Wellesley is my core holding. Fairly decent returns, no huge losing years, never two down years in a row, any down years usually followed by a very good year, good income thrown off as dividends, very cheap for a solid actively managed fund...the others are index based. Wellington is run by the same active managers as wellesley with similar strategies, but more stocks than bonds whereas wellesley is more bonds than stocks.

Some divvy their money half to wellesley and half to wellington. I own a six figure chunk of wellington as well as my wellesley holdings.

Anything can happen, but in this investing environment, giving up a half point in expenses hamstrings you right out of the gate. Your current funds might just slap the skin off the ball in the next 5 years and these vanguard funds might stink up the place.

So if you want an actively managed fund thats cheap and has good performance, there are a pair for you. If you want an indexed fund with a mix of investments and want to control how and when the volatility/returns change, get lifestrategy funds. If you want indexing and complete no-brainer autopilot, go 'target retirement'.
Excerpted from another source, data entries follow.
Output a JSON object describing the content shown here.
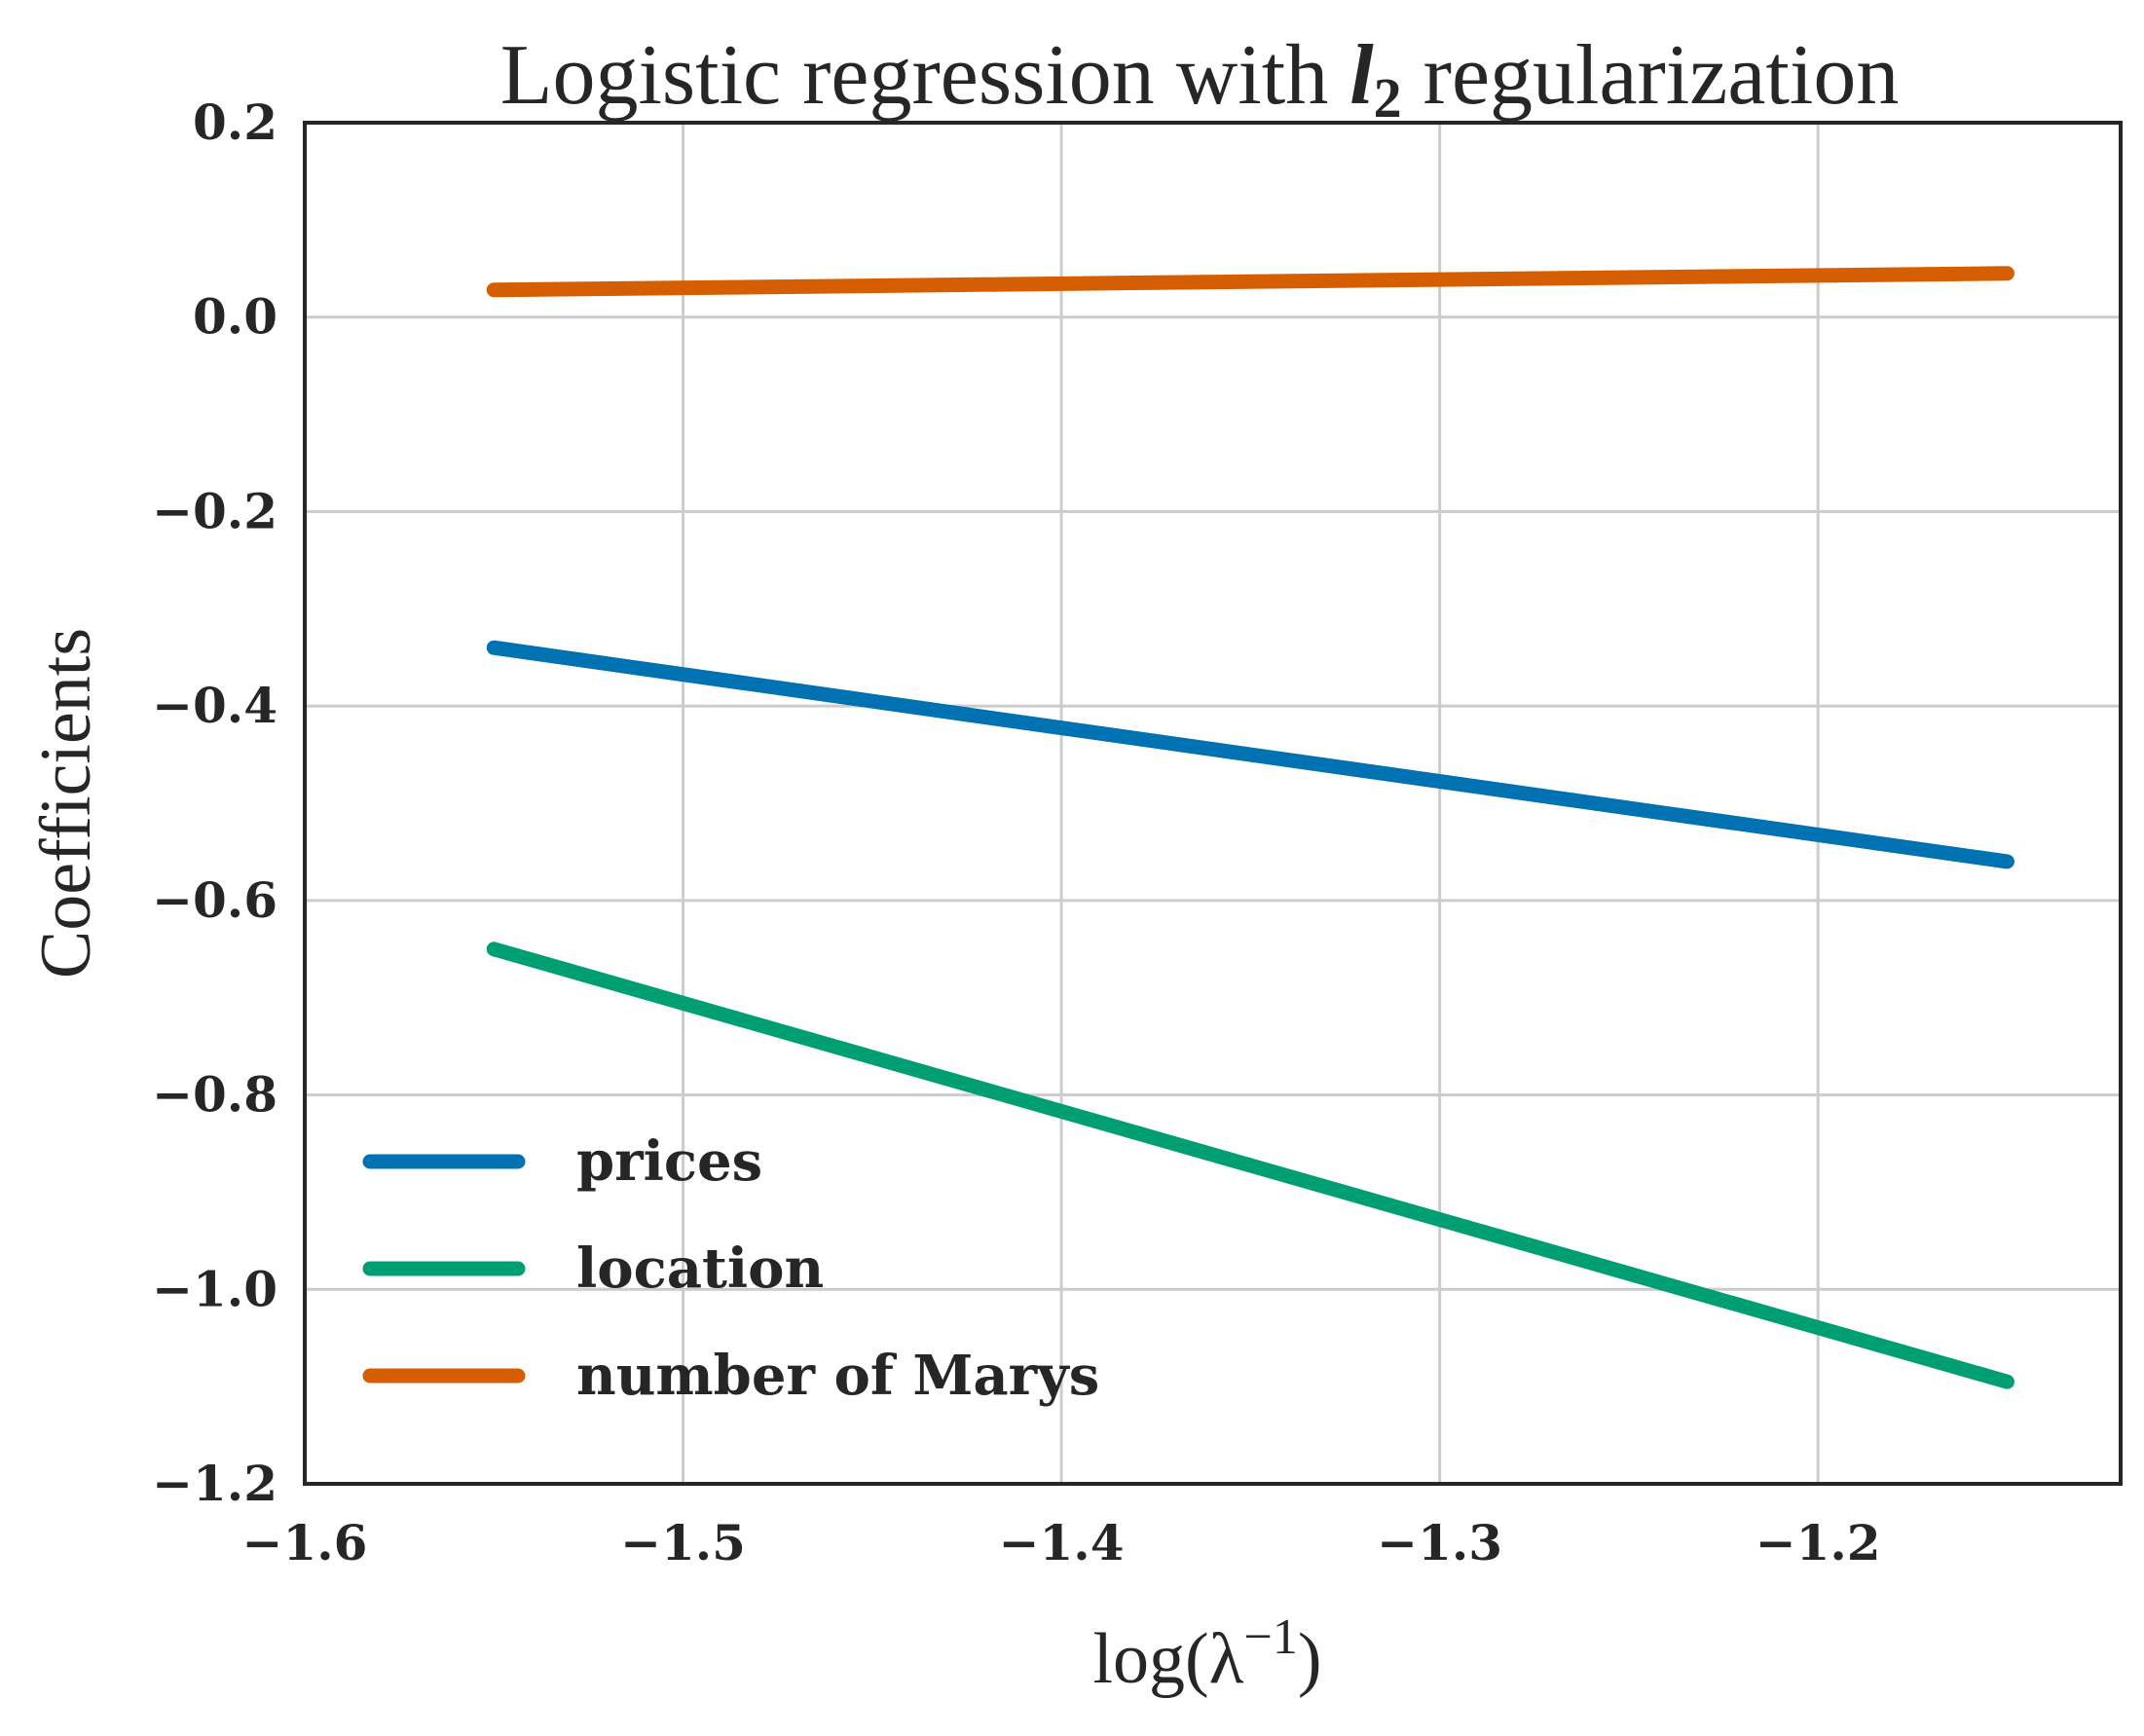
{
  "chart_data": {
    "type": "line",
    "title": "Logistic regression with ",
    "title_math": "l",
    "title_math_sub": "2",
    "title_suffix": " regularization",
    "xlabel": "log(λ",
    "xlabel_sup": "−1",
    "xlabel_close": ")",
    "ylabel": "Coefficients",
    "xlim": [
      -1.6,
      -1.12
    ],
    "ylim": [
      -1.2,
      0.2
    ],
    "xticks": [
      -1.6,
      -1.5,
      -1.4,
      -1.3,
      -1.2
    ],
    "xtick_labels": [
      "−1.6",
      "−1.5",
      "−1.4",
      "−1.3",
      "−1.2"
    ],
    "yticks": [
      0.2,
      0.0,
      -0.2,
      -0.4,
      -0.6,
      -0.8,
      -1.0,
      -1.2
    ],
    "ytick_labels": [
      "0.2",
      "0.0",
      "−0.2",
      "−0.4",
      "−0.6",
      "−0.8",
      "−1.0",
      "−1.2"
    ],
    "grid": true,
    "legend_position": "lower-left",
    "series": [
      {
        "name": "prices",
        "color": "#0072b2",
        "x": [
          -1.55,
          -1.15
        ],
        "y": [
          -0.34,
          -0.56
        ]
      },
      {
        "name": "location",
        "color": "#009e73",
        "x": [
          -1.55,
          -1.15
        ],
        "y": [
          -0.65,
          -1.095
        ]
      },
      {
        "name": "number of Marys",
        "color": "#d55e00",
        "x": [
          -1.55,
          -1.15
        ],
        "y": [
          0.028,
          0.045
        ]
      }
    ]
  }
}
Btw, I wouldnt count on 10% returns on a steady basis going forward. I would expect after expense, after inflation returns in the 5-8% range for a VERY aggressive portfolio with a lot of downside, and 3-4% for a moderately diversified portfolio. If you're lucky.

At current broad stock valuations and rising interest rate environment, we might see zero or negative returns for a very good period of time. Which makes keeping your expenses low even more important.
 
Amen

I just finished refreshing my memory on VG Target 2015.

I'll second TH's post.
 
I have researched the Vanguard Funds that you suggested, TH. I'm thinking about splitting the money between the Wellington and the Target 2015. One more question - the VLIP Life Strategy Growth has an expense ratio of .81%. Why is it so much higher than the others?
 
I'm seeing a .26% ratio for lifestrategy growth on vanguards site...where are you seeing the higher number? From your 403b's site? Sounds like they're looking to make some money off the transaction. All of these funds should be in the .20-.26% range.

Also note that wellington is a lot more aggressive than I thought you'd care for. You could easily see a double digit down period within 5 years with that fund. On the other hand, if stocks perform well, you will get more upside out of it that the others I mentioned.